Une décision très remise en question

Le théologien suisse âgé de 55 ans, a été inculpé le 2 février pour acte suite aux plaintes de deux femmes en France fin octobre 2017, qui ont par la suite débouché sur information judiciaire conférée à trois juges d’instruction.
L’intellectuel, Tariq Ramadan qui a fortement contesté les accusations portées à son encontre, est actuellement maintenu en détention en provisoire dans la prison de Fleury-Mérogis à Paris.


Pour justifier la décision de placement en détention provisoire, le juge des Libertés et de la Détention invoque doublement, le risque de fuite du présumé et le risque ‘‘ non-théorique ’’ de pression qu’il pourrait exercer sur les plaignantes ou les témoins. Il a également pointé des garanties de représentation « aléatoires ». Cela peut paraître comme paradoxal, puisque l’islamologue suisse s’est présenté de son plein gré à la police judiciaire et a fait dès le début de l’enquête preuve d’une coopération exemplaire avec la justice.
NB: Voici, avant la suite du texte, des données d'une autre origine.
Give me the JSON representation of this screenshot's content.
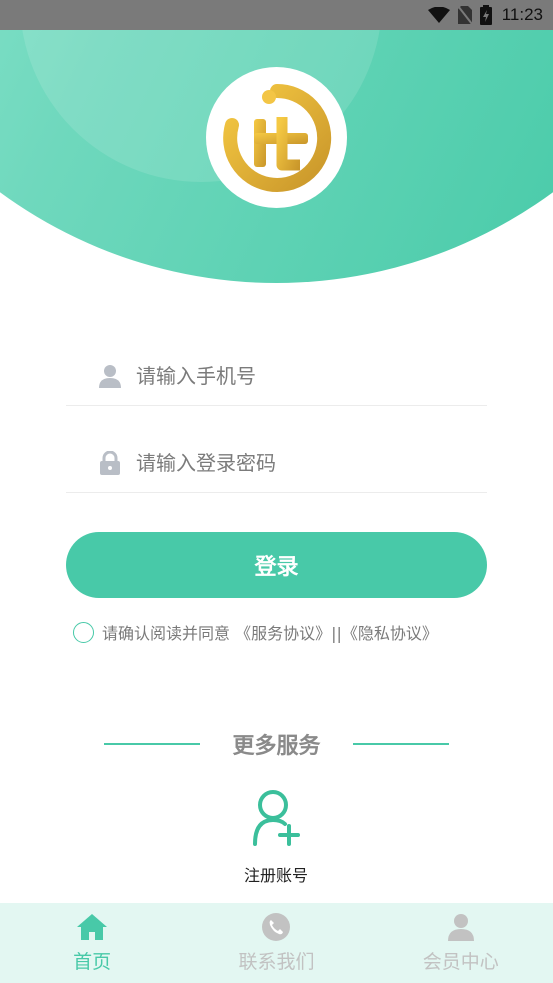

De plus, ses avocats ont proposé aux juges diverses garanties afin de demander la libération de leur client pour raison médicale (l’intellectuel a vu récemment sa santé nettement se fragiliser et a du être transporté en urgence à une unité surveillée de l’hôpital de la Pitié-Salpêtrière) ; la remise de son (uniques) passeport suisse, le versement d’une caution de 50 000 euros et l’obligation de pointer quotidiennement au commissariat. En réunissant tous ces éléments, pourrait-on conclure que l’accusé aurait l’intention de s’échapper ? Très douteux tout ça !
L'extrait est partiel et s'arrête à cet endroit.